The toll road organizations recently amended their credit arrangements with the Caisse Nationale des Autoroutes and included the above-mentioned net debt to Ebitda and Ebitda interest cover covenants.

While this gives some evidence of the state monitoring the financial impact of the privatization on their ability to repay their debt, it also takes the toll road organizations back to pre-capital increase and pre-initial privatization levels. (For example, Autoroutes Paris-Rhin-Rhone net debt to Ebitda stood at a high 7.2x, and Ebitda interest cover at 2x, at year-end 2003.)

The three organizations have also agreed that until the Caisse Nationale des Autoroutes loans have amortized, the contribution of toll-road, parking, and related activities should not fall below 80% of consolidated revenues and 85% of consolidated assets, while M&A activity should require the caisse's approval.

This is a positive rating factor as the very strong business profiles of the toll road organizations, stemming from the high contribution of their core concession toll-road business, will likely continue to partly offset a more aggressive financial profile.

Indeed, there are still strong factors that underpin the toll operator's strong business profiles and mitigate against their moderately aggressive financial profiles.

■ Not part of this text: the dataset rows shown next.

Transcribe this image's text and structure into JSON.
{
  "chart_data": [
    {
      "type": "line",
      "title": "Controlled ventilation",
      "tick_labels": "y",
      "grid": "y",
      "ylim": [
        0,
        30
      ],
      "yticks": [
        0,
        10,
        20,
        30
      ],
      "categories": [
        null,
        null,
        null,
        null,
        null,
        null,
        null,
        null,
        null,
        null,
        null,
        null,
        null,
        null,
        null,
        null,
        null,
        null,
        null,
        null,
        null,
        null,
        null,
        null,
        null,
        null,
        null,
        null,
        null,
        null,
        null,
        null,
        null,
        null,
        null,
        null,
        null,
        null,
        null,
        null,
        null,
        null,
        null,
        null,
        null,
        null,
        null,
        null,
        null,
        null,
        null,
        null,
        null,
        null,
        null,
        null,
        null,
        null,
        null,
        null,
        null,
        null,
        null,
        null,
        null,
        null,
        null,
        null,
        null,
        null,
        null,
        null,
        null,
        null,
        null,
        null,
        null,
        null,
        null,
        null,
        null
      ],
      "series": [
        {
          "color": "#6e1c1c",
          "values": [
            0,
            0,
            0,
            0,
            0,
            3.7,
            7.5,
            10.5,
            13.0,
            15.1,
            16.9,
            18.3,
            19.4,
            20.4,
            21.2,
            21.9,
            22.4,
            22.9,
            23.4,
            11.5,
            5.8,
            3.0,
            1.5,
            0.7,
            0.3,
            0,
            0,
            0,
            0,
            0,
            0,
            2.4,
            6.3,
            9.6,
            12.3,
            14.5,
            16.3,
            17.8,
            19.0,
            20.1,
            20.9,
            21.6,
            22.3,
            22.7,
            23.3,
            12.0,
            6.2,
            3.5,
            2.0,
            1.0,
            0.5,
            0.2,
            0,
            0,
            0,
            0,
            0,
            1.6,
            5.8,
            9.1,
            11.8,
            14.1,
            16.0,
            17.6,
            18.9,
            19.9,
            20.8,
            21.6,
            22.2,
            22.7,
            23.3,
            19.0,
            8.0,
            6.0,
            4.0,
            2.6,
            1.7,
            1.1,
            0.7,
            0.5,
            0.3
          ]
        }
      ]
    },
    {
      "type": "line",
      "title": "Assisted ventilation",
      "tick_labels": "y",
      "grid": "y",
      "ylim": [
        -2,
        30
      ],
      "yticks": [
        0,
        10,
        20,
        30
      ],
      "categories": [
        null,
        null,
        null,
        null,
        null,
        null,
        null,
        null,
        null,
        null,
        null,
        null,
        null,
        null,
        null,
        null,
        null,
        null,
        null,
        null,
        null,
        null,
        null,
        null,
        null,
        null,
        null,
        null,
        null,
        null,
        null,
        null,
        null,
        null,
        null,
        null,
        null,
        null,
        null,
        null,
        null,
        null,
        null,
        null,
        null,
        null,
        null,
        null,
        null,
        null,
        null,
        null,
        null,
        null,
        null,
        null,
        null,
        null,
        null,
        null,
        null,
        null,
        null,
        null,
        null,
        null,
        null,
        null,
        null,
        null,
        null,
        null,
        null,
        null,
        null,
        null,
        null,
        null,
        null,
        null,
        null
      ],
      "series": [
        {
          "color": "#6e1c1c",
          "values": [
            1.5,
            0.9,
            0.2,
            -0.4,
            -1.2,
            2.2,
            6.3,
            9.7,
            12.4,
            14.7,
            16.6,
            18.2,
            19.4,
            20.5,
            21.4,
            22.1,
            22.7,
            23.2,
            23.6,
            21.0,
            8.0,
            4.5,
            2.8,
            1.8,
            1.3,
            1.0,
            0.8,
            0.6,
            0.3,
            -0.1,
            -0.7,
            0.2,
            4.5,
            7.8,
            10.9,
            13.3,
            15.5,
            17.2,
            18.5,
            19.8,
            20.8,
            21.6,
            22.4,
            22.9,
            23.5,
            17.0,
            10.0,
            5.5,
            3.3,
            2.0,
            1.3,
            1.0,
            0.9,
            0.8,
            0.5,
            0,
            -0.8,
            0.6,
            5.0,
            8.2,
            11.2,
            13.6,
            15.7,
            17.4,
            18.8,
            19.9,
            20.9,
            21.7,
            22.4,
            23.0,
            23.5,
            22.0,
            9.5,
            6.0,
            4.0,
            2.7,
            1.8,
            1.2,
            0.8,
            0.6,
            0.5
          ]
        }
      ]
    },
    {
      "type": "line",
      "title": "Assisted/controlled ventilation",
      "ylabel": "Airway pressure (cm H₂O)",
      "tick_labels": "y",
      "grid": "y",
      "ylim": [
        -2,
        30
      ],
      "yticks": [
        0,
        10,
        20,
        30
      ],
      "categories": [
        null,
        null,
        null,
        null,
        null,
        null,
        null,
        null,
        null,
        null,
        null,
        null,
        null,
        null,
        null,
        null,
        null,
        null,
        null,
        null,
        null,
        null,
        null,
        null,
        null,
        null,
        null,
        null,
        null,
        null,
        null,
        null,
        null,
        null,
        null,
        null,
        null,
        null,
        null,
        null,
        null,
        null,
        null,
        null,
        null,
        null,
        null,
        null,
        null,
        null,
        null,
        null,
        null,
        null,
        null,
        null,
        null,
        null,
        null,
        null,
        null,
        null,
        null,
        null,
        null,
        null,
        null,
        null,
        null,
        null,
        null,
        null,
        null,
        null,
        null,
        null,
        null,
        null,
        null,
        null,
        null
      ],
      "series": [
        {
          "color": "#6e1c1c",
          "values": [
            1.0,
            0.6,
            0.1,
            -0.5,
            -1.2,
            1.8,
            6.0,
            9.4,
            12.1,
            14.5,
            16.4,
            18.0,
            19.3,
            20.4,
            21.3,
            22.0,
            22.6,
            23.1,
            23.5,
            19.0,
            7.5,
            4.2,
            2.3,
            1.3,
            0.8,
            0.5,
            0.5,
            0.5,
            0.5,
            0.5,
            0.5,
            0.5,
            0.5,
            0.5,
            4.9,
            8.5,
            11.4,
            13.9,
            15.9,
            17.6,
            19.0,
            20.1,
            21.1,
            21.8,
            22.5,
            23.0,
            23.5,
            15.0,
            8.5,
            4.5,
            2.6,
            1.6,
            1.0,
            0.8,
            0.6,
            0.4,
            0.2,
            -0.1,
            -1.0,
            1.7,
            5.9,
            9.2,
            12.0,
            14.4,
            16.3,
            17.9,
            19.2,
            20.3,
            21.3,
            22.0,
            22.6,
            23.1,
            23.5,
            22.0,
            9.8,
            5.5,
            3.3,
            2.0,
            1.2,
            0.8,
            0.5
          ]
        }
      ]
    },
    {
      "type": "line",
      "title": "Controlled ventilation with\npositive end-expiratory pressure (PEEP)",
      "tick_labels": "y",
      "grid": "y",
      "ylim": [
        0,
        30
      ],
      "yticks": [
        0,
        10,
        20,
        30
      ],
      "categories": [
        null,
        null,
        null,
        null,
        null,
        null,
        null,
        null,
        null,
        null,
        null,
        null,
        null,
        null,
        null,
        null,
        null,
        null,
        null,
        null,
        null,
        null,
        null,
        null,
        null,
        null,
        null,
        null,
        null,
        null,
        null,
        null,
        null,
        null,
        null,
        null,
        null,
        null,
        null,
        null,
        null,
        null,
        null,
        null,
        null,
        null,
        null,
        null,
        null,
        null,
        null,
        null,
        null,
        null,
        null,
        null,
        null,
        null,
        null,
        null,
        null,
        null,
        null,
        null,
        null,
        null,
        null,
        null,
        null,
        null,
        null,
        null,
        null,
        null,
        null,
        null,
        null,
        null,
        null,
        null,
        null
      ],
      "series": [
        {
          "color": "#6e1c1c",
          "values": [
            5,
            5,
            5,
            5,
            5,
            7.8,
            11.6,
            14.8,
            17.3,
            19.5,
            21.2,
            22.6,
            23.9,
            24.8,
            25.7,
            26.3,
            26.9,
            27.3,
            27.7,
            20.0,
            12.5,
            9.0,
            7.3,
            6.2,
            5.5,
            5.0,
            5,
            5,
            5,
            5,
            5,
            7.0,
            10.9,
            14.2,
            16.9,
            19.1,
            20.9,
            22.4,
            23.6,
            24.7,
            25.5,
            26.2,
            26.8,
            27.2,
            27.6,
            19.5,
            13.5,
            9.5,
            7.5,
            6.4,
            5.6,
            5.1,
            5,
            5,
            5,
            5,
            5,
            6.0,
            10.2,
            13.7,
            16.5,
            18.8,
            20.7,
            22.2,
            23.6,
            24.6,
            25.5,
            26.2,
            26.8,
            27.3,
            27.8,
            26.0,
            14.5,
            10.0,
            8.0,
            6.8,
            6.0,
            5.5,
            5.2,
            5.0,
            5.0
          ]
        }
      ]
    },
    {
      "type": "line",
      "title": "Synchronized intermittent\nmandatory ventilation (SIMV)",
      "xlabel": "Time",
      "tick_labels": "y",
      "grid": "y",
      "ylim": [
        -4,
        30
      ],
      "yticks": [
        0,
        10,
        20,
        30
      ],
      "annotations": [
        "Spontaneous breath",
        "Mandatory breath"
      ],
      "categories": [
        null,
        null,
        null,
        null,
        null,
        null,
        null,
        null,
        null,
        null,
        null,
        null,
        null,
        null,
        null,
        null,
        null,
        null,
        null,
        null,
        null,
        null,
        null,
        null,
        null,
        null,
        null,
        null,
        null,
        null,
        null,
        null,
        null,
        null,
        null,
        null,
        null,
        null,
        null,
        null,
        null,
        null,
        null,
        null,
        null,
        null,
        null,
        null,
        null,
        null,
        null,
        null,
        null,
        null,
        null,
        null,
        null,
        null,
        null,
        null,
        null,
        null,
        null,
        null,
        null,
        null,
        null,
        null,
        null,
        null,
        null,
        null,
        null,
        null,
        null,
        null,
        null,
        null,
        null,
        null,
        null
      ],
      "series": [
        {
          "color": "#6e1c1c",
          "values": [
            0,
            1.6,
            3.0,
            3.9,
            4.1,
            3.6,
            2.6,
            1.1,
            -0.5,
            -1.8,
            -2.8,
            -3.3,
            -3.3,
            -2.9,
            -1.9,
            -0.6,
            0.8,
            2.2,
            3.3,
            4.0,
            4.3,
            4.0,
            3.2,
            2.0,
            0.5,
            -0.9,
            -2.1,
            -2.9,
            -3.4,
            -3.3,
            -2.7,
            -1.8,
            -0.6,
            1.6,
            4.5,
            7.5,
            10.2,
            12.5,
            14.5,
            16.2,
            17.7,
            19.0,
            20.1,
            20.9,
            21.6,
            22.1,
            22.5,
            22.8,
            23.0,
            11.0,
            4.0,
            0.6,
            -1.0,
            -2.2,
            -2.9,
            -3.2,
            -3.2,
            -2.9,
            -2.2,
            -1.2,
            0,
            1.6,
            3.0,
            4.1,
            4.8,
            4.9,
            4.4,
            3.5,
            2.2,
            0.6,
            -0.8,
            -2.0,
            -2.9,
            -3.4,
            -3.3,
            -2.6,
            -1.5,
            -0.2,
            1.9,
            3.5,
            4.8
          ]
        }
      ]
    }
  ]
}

First, they benefit from a supportive regulatory framework that insulates them from certain risks, such as inflation and changes in law, and enables a relatively stable tariff or toll system and generally predictable tariff adjustment mechanics; second they have a portfolio of roads that are frequently important corridors or road networks; third they have a fairly good track record of traffic growth; fourth a history of stable recurring cash flow generation; and low construction risk.

In addition to examining legal aspects, management strategy, and the resulting ownership structures of the privatized entities, the next step in terms of analyzing their rating is to assess their future strategy.

In particular the ownership change could trigger a more aggressive approach toward diversified business, which currently represents only 3% to 5% of revenues. While diversification is not negative per se, it often requires large cash investments and the activities in question may have a much less robust business profile than the toll road entity's core activity.